One cup of fuel oil can contaminate enough water to fill an Olympic-size swimming pool, and in many cases hundreds of litres of oil seep into the ground before a spill is discovered. cost to replace oil tank
Fuel oil that has spilled into a residential basement can also pose a serious health hazard, threatening indoor air quality.
Anyone who owns a fuel oil tank has a legal responsibility to properly maintain it and to clean up any spills or leaks that may occur. Homeowners are also responsible under the Environmental Protection Act for reporting any leak or spill from a tank that could cause property damage or health, safety or environmental problems.
Cleaning up a spill from a home heating oil tank is an expensive exercise. The removal of oil from a basement, or the cleanup of contaminated soil and water can often cost more than the property is worth, and damage may not be fully covered by homeowner insurance.
Having a tank installed only by a registered contractor and inspecting it regularly can help avoid the problems associated with oil spills and leakage.
Homeowners are required to ensure their tanks are CSA or ULC approved, properly installed and accessible for inspection.
Taking the following steps can help avoid problems and ensure safe usage of a fuel oil tank.
– Inspect tank at least once a year.
– Replace tank periodically.
– Empty any unused tanks
Inspecting an oil tank Typical 1000 litre fuel oil tank
1. Are the tank legs unstable or on a shaky foundation?
2. Are there any signs of rust, weeping, wet spots or dents on the tank?

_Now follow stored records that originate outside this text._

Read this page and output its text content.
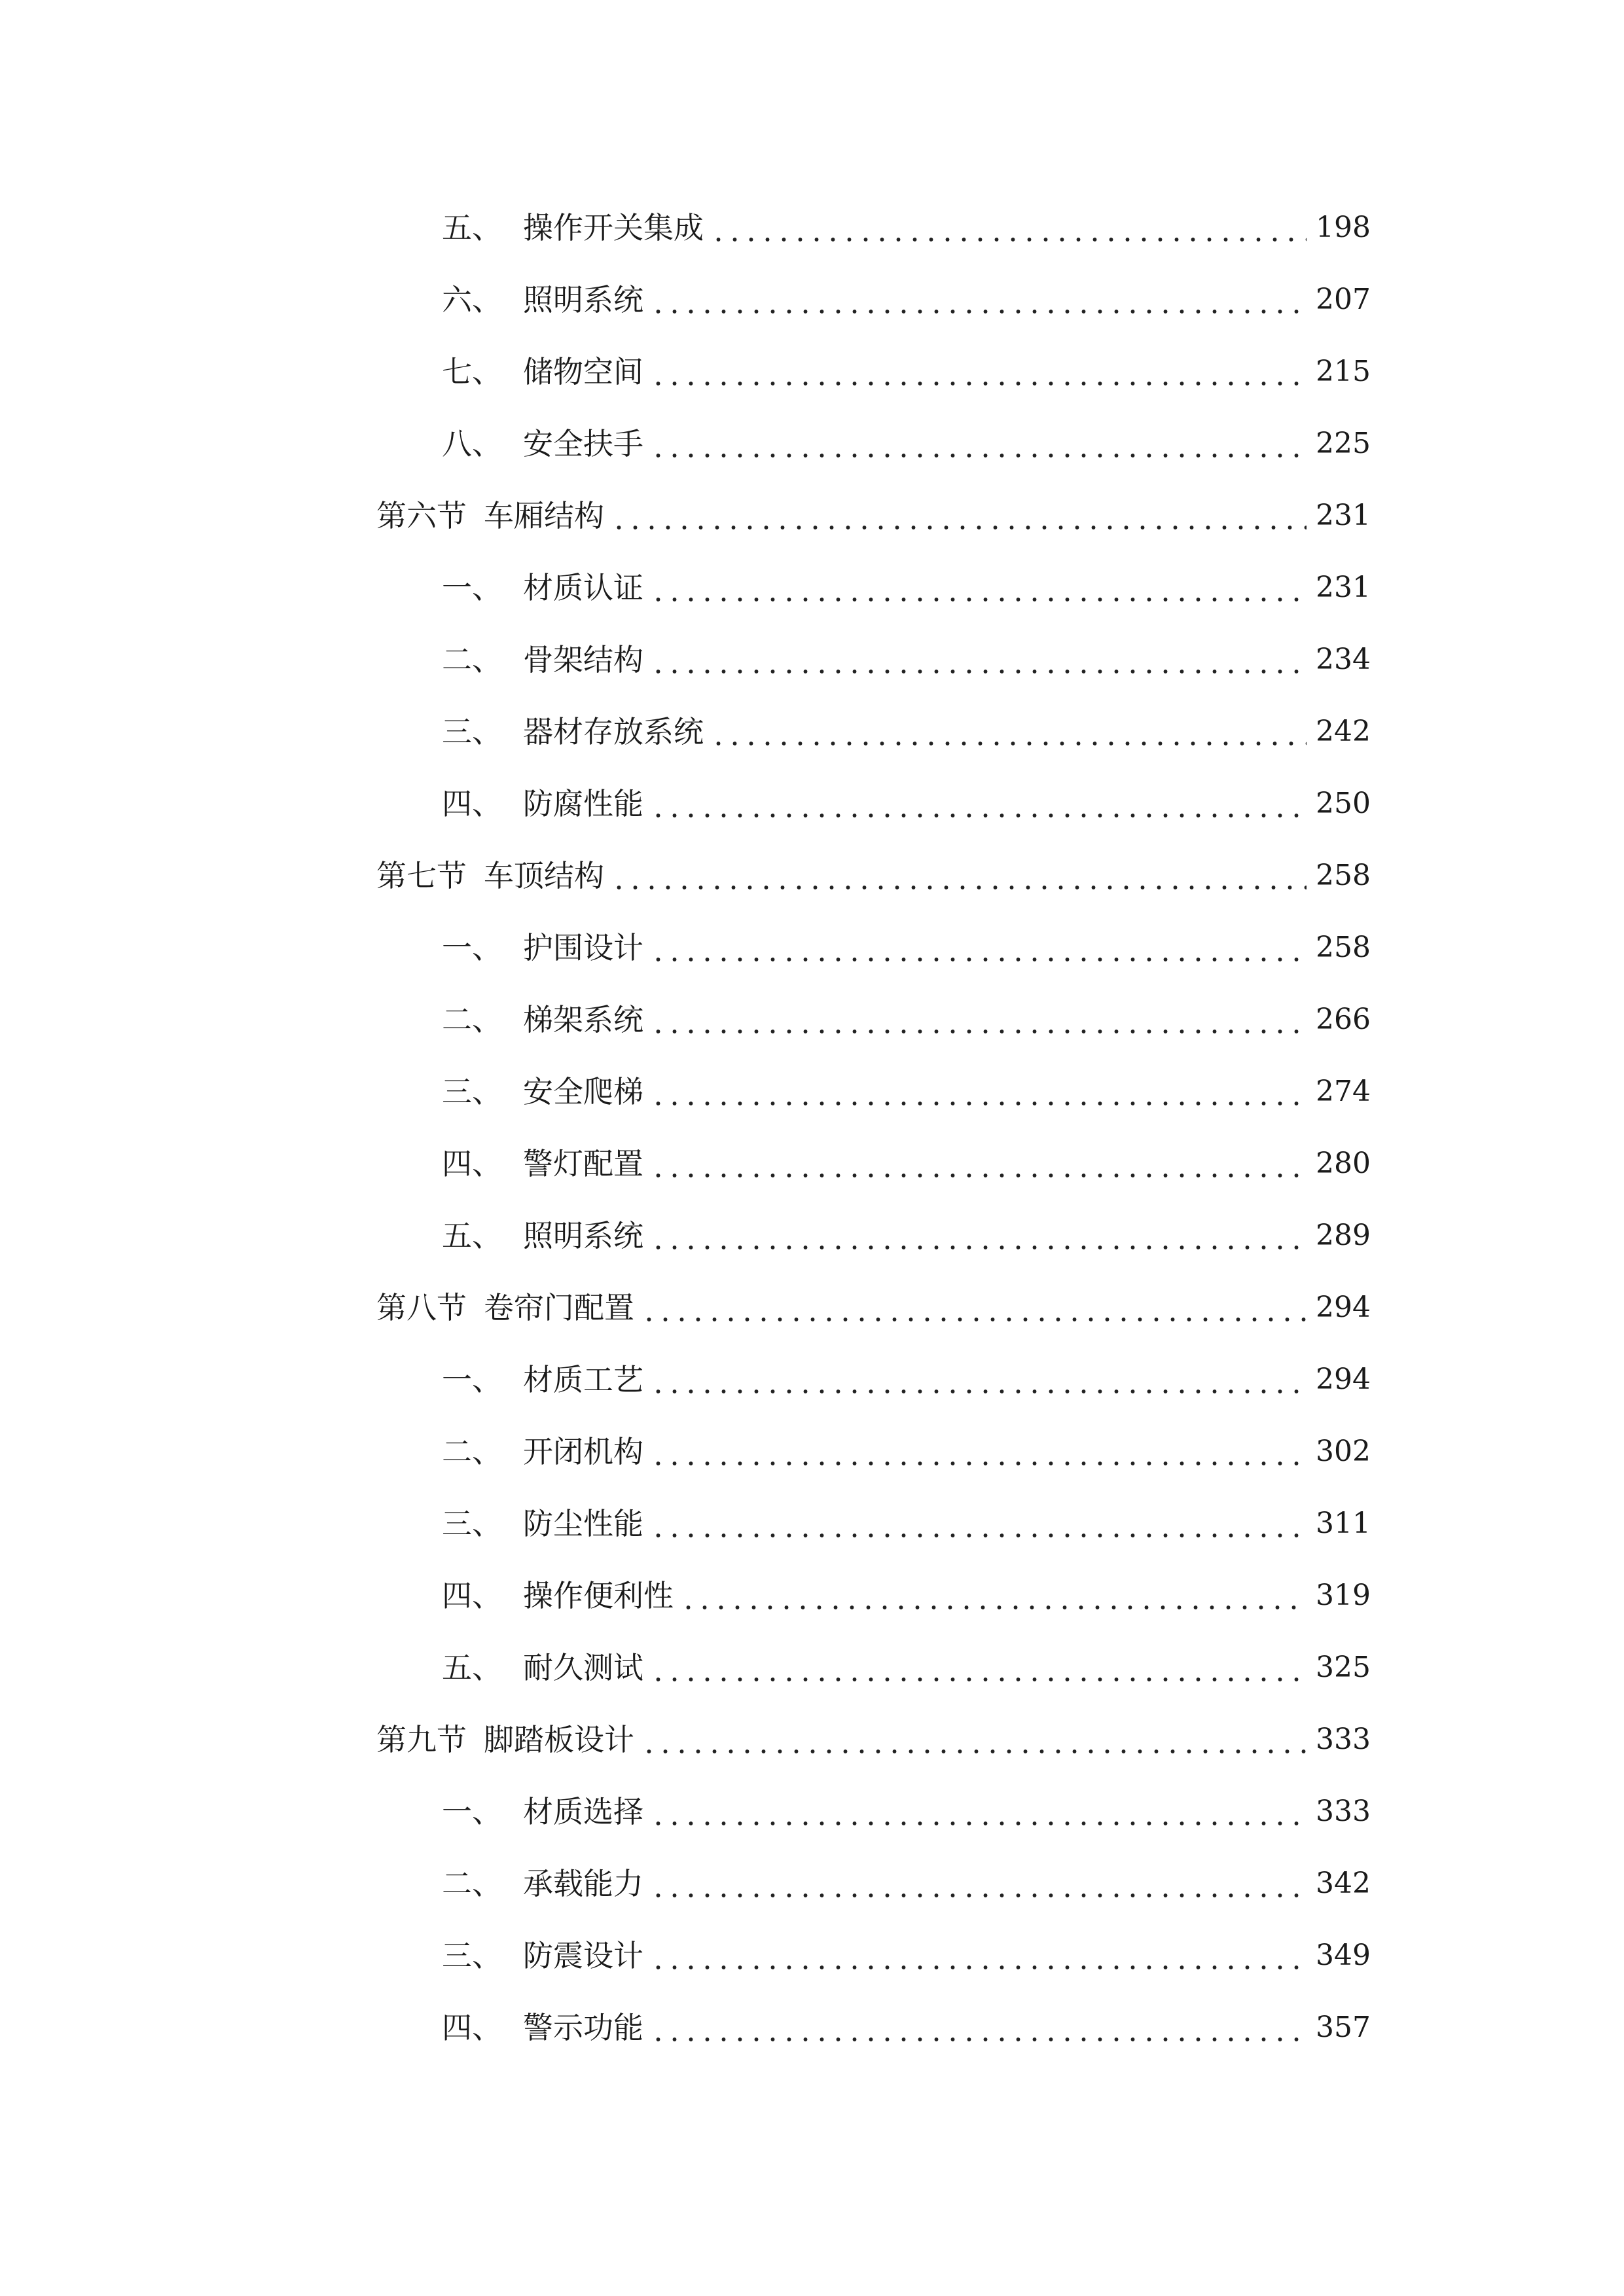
五、 操作开关集成	198
六、 照明系统	207
七、 储物空间	215
八、 安全扶手	225
第六节 车厢结构	231
一、 材质认证	231
二、 骨架结构	234
三、 器材存放系统	242
四、 防腐性能	250
第七节 车顶结构	258
一、 护围设计	258
二、 梯架系统	266
三、 安全爬梯	274
四、 警灯配置	280
五、 照明系统	289
第八节 卷帘门配置	294
一、 材质工艺	294
二、 开闭机构	302
三、 防尘性能	311
四、 操作便利性	319
五、 耐久测试	325
第九节 脚踏板设计	333
一、 材质选择	333
二、 承载能力	342
三、 防震设计	349
四、 警示功能	357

3. Is the tank blackened at the low end, around the drain? (This may be an indication of water in the tank, and resultant corrosion inside the tank.
4. Are there any drips or signs of leakage around the fuel line, filter or valves?
5. Is there danger of snow or ice falling on the tank?
6. Is the vent clogged or restricted because of snow, ice or insect nests? (Screened vents can help prevent insect nest problems.)
7. Is the vent whistle silent when the tank is being filled? (Ask the fuel delivery person.)
8. Are there signs of leakage or spills around the fill pipe or vent pipe?
9. Is the fuel-level gauge cracked, stuck or frozen? Are there signs of oil around it?
10. If mounted outdoors, is the tank rated for outdoor use?
11. What is the age of the tank? (Not usually indicated until after 1998.)
REMEMBER THESE FUEL OIL FACTS
– More than 40% of all oil spills reported annually are from domestic oil tanks at private homes.
– One cup of fuel oil can contaminate enough water to fill an Olympic-size swimming pool.
– Homeowner insurance may not cover all costs of a cleanup.
– Cleanup of contaminated soil and water can often cost more than a property is worth.
Handling spills and leaks
Homeowners should take the following steps as soon as a spill or leak is discovered.
1. Eliminate all sources of ignition.
2. Stop the leak, if it can be done without risk.
3. Contact fuel oil supplier or heating contractor for assistance.
4. Contain spilled oil using whatever materials are available (pails, rags, newspapers, peat moss, kitty litter, absorbant pads, sheets of plastic, etc.) Do not flush spilled oil or contaminated materials down the floor drain or sewer, nor into a septic system.
5. Notify the Ontario Ministry of the Environment Spills Action Centre (SAC) if the spill causes or is likely to cause, adverse effects such as ground or surface water contamination, or damage to a neighbor’s property. SAC provides 24-hour assistance for spill situations.